Spracheinstellungen und sprachliche Praxis im öffentlichen Raum

Claudio Scarvaglieri
12.09.2018, 10.05 Uhr-10.25 Uhr, S06 XX, Symposium II

Der Vortrag diskutiert aus empirischer und methodologischer Perspektive den Zusammenhang zwischen Spracheinstellungen und der sprachlichen Praxis im öffentlichen Raum. Dazu wird die Linguistic Landscape eines Sprachraums herangezogen, der sich am Rande des deutschsprachigen Kerngebietes befindet: die Stadt Biel/ Bienne gilt als größte zweisprachige Gemeinde der Schweiz und liegt quasi unmittelbar auf der Sprachgrenze zwischen dem deutschsprachigen und dem französischsprachigen Teil des Landes. Diese besondere geo- und demographische Situation (s. auch Werlen 2005) lässt Phänomene erwartbar werden, die sowohl der Sprachpraxis im deutschsprachigen Raum als auch Beobachtungen der Auslandsgermanistik (Marten & Saagpakk 2017) entsprechen. In dem Beitrag werden diese Phänomene zunächst dokumentiert, anschließend wird nach Einflussfaktoren gefragt, die die sprachliche Praxis in der Linguistic Landscape prägen. Dabei wird mit dem Konzept der Spracheinstellung (Ajzen 2012) ein Aspekt herausgegriffen, dessen Bedeutung in der Forschung gegenwärtig verstärkt diskutiert wird (vgl. Ziegler et al. im Dr., Scarvaglieri & Pappenhagen 2018). Anhand einer Kampagne für eine zweisprachige Betextung des öffentlichen Raumes in Biel/ Bienne werden Spracheinstellungen, die in der Stadt von Bedeutung sind, herausgearbeitet, anschließend wird untersucht, ob und inwieweit diese Einstellungen die öffentliche Textwelt beeinflussen. Ergänzt wird diese Perspektive durch einen ethnographischen Blick auf die sprachliche Praxis in einzelnen Institutionen der Privatwirtschaft, auf die Außendarstellung der Stadt sowie auf den massenmedialen Diskurs über Sprache in Biel/ Bienne.
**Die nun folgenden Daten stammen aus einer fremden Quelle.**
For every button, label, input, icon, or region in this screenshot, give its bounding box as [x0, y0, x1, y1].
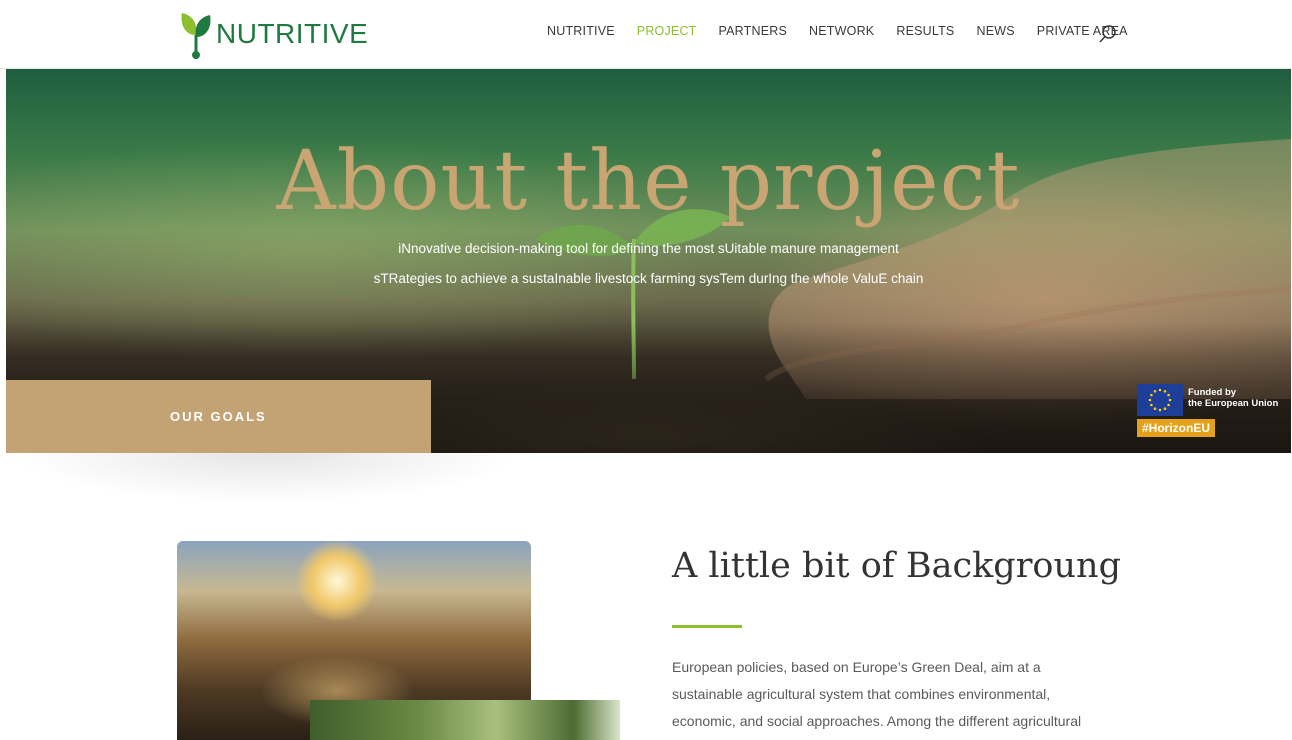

Der Vortrag soll damit auch Anlass geben für eine methodologische Diskussion über Möglichkeiten, die Forschung zur Linguistic Landscape so zu ergänzen, dass weitere Faktoren, die die Produktion, Reproduktion und die Entwicklung der Betextung des öffentlichen Raumes beeinflussen, beschrieben und verstanden werden können.

 

Literatur
Ajzen, Icek (2012): Attitudes and persuasion. In Kay Deaux & Mark Snyder (eds.), The Oxford handbook of personality and social psychology, 367–393. Oxford: Oxford Univ. Press.

Marten, H. F. & M. Saagpakk (Hrsg. 2017): Linguistic Landscapes und Spot German an der Schnittstelle von Sprachwissenschaft und Deutschdidaktik. München: Iudicium.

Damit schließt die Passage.